Science standards vary widely from state to state and school to school, but the thinking skills taught by science are universal. Most elementary schoolers will get an introduction to sound, electricity, plants, animals, and the three states of matter (solid, liquid, and gas). The National Science Education Standards — the jumping-off place for many states — lists important topics and thinking skills for kindergarten through high school.
The topics below are examples taken from several states and therefore merely guidelines. To see how your child's schoolwork compares, check out your state's science standards.
First-graders learn about the world around them through observations and experiments.
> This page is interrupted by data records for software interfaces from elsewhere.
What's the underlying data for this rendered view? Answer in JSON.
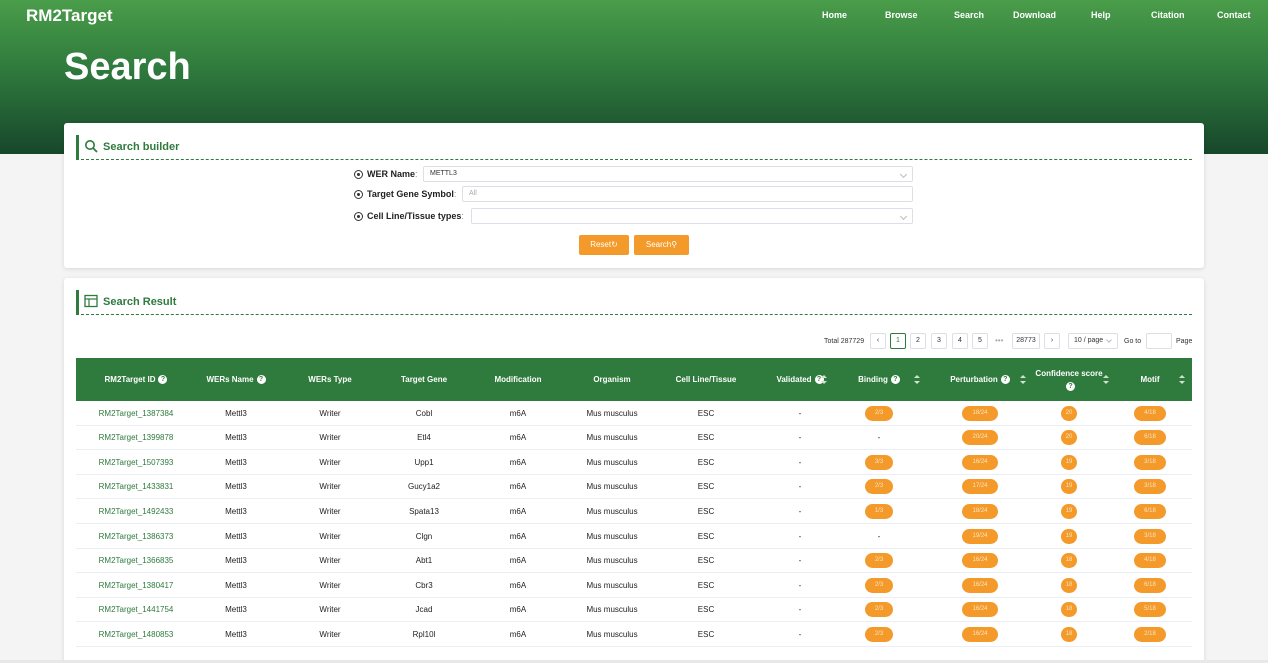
{
  "site": {
    "logo": "RM2Target"
  },
  "nav": [
    "Home",
    "Browse",
    "Search",
    "Download",
    "Help",
    "Citation",
    "Contact"
  ],
  "hero": {
    "title": "Search"
  },
  "search_builder": {
    "title": "Search builder",
    "fields": [
      {
        "label": "WER Name",
        "value": "METTL3",
        "placeholder": ""
      },
      {
        "label": "Target Gene Symbol",
        "value": "",
        "placeholder": "All"
      },
      {
        "label": "Cell Line/Tissue types",
        "value": "",
        "placeholder": ""
      }
    ],
    "reset_label": "Reset",
    "search_label": "Search"
  },
  "result": {
    "title": "Search Result",
    "pagination": {
      "total": "Total 287729",
      "pages": [
        "1",
        "2",
        "3",
        "4",
        "5"
      ],
      "last_page": "28773",
      "page_size": "10 / page",
      "goto_label": "Go to",
      "page_label": "Page"
    },
    "columns": [
      "RM2Target ID",
      "WERs Name",
      "WERs Type",
      "Target Gene",
      "Modification",
      "Organism",
      "Cell Line/Tissue",
      "Validated",
      "Binding",
      "Perturbation",
      "Confidence score",
      "Motif"
    ],
    "rows": [
      [
        "RM2Target_1387384",
        "Mettl3",
        "Writer",
        "Cobl",
        "m6A",
        "Mus musculus",
        "ESC",
        "-",
        "2/3",
        "18/24",
        "20",
        "4/18"
      ],
      [
        "RM2Target_1399878",
        "Mettl3",
        "Writer",
        "Etl4",
        "m6A",
        "Mus musculus",
        "ESC",
        "-",
        "-",
        "20/24",
        "20",
        "6/18"
      ],
      [
        "RM2Target_1507393",
        "Mettl3",
        "Writer",
        "Upp1",
        "m6A",
        "Mus musculus",
        "ESC",
        "-",
        "3/3",
        "16/24",
        "19",
        "3/18"
      ],
      [
        "RM2Target_1433831",
        "Mettl3",
        "Writer",
        "Gucy1a2",
        "m6A",
        "Mus musculus",
        "ESC",
        "-",
        "2/3",
        "17/24",
        "19",
        "3/18"
      ],
      [
        "RM2Target_1492433",
        "Mettl3",
        "Writer",
        "Spata13",
        "m6A",
        "Mus musculus",
        "ESC",
        "-",
        "1/3",
        "18/24",
        "19",
        "6/18"
      ],
      [
        "RM2Target_1386373",
        "Mettl3",
        "Writer",
        "Clgn",
        "m6A",
        "Mus musculus",
        "ESC",
        "-",
        "-",
        "19/24",
        "19",
        "3/18"
      ],
      [
        "RM2Target_1366835",
        "Mettl3",
        "Writer",
        "Abt1",
        "m6A",
        "Mus musculus",
        "ESC",
        "-",
        "2/3",
        "16/24",
        "18",
        "4/18"
      ],
      [
        "RM2Target_1380417",
        "Mettl3",
        "Writer",
        "Cbr3",
        "m6A",
        "Mus musculus",
        "ESC",
        "-",
        "2/3",
        "16/24",
        "18",
        "6/18"
      ],
      [
        "RM2Target_1441754",
        "Mettl3",
        "Writer",
        "Jcad",
        "m6A",
        "Mus musculus",
        "ESC",
        "-",
        "2/3",
        "16/24",
        "18",
        "5/18"
      ],
      [
        "RM2Target_1480853",
        "Mettl3",
        "Writer",
        "Rpl10l",
        "m6A",
        "Mus musculus",
        "ESC",
        "-",
        "2/3",
        "16/24",
        "18",
        "2/18"
      ]
    ]
  },
  "colors": {
    "green": "#2f7a3d",
    "orange": "#f39a2b"
  }
}
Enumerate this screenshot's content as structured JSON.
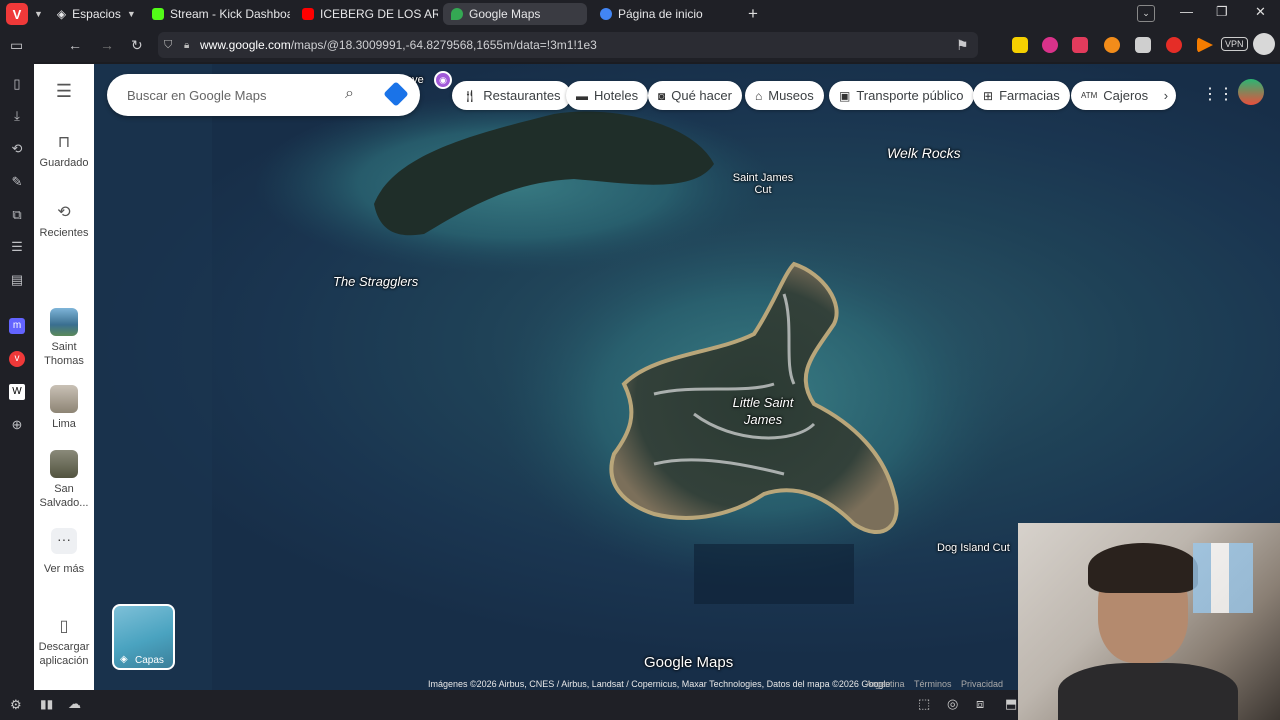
{
  "browser": {
    "spaces_label": "Espacios",
    "tabs": [
      {
        "label": "Stream - Kick Dashboard",
        "favicon_color": "#53fc18"
      },
      {
        "label": "ICEBERG DE LOS ARCHIVOS",
        "favicon_color": "#ff0000"
      },
      {
        "label": "Google Maps",
        "favicon_color": "#34a853"
      },
      {
        "label": "Página de inicio",
        "favicon_color": "#4285f4"
      }
    ],
    "active_tab": 2,
    "url_domain": "www.google.com",
    "url_path": "/maps/@18.3009991,-64.8279568,1655m/data=!3m1!1e3",
    "vpn_label": "VPN"
  },
  "maps_rail": {
    "saved": "Guardado",
    "recent": "Recientes",
    "recent_places": [
      {
        "label": "Saint Thomas"
      },
      {
        "label": "Lima"
      },
      {
        "label": "San Salvado..."
      }
    ],
    "more": "Ver más",
    "download": "Descargar aplicación"
  },
  "search": {
    "placeholder": "Buscar en Google Maps"
  },
  "chips": [
    {
      "label": "Restaurantes",
      "icon": "fork-knife-icon"
    },
    {
      "label": "Hoteles",
      "icon": "bed-icon"
    },
    {
      "label": "Qué hacer",
      "icon": "camera-icon"
    },
    {
      "label": "Museos",
      "icon": "museum-icon"
    },
    {
      "label": "Transporte público",
      "icon": "bus-icon"
    },
    {
      "label": "Farmacias",
      "icon": "pharmacy-icon"
    },
    {
      "label": "Cajeros",
      "icon": "atm-icon"
    }
  ],
  "map_labels": {
    "welk_rocks": "Welk Rocks",
    "saint_james_cut": "Saint James Cut",
    "stragglers": "The Stragglers",
    "little_saint_james": "Little Saint James",
    "dog_island_cut": "Dog Island Cut",
    "cove_fragment": "ove"
  },
  "layers_label": "Capas",
  "brand": "Google Maps",
  "attribution": "Imágenes ©2026 Airbus, CNES / Airbus, Landsat / Copernicus, Maxar Technologies, Datos del mapa ©2026 Google",
  "footer_links": [
    "Argentina",
    "Términos",
    "Privacidad"
  ]
}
They’ll be encouraged to use their five senses to observe and describe changes in objects they encounter. Expect first-grade teachers to introduce some or all of the following concepts:
Living things and their habitats: Living things need food, water, space, and shelter to survive. Plants and animals live in particular habitats.
First-grade teachers typically teach students to do experiments and record observations. A teacher might help the class understand that for electric circuits to work, there needs to be a circular path, from a battery to a light bulb and back to the battery. The teacher might ask students to find as many arrangements as they can to light a bulb with a battery and wires, and compile the class results. Throughout the experiments, children should be encouraged to observe, ask questions, and communicate changes that they notice.
First-grade science often includes a unit on the work and lives of famous scientists like Louis Pasteur and Thomas Edison.
Parents can expect their first-grade scientists to learn about the physical world. To understand that air actually has a weight, they might compare the weights of a full and empty balloon on a balance. Likewise, a teacher might introduce life cycles by setting up an area where students watch caterpillars spin cocoons and become butterflies.
More important than the scientific facts at this stage is children’s ability to observe, ask questions, record, and communicate what they experience. For example, a first-grade teacher might introduce the concept that sound is caused by vibration by asking students to explore with rubber bands, tuning forks and other sound makers what they can see, hear, and feel.
"In first grade, students can be expected to record in words as well as drawings what they've done and what they think," says Fred Stein, our science curriculum consultant.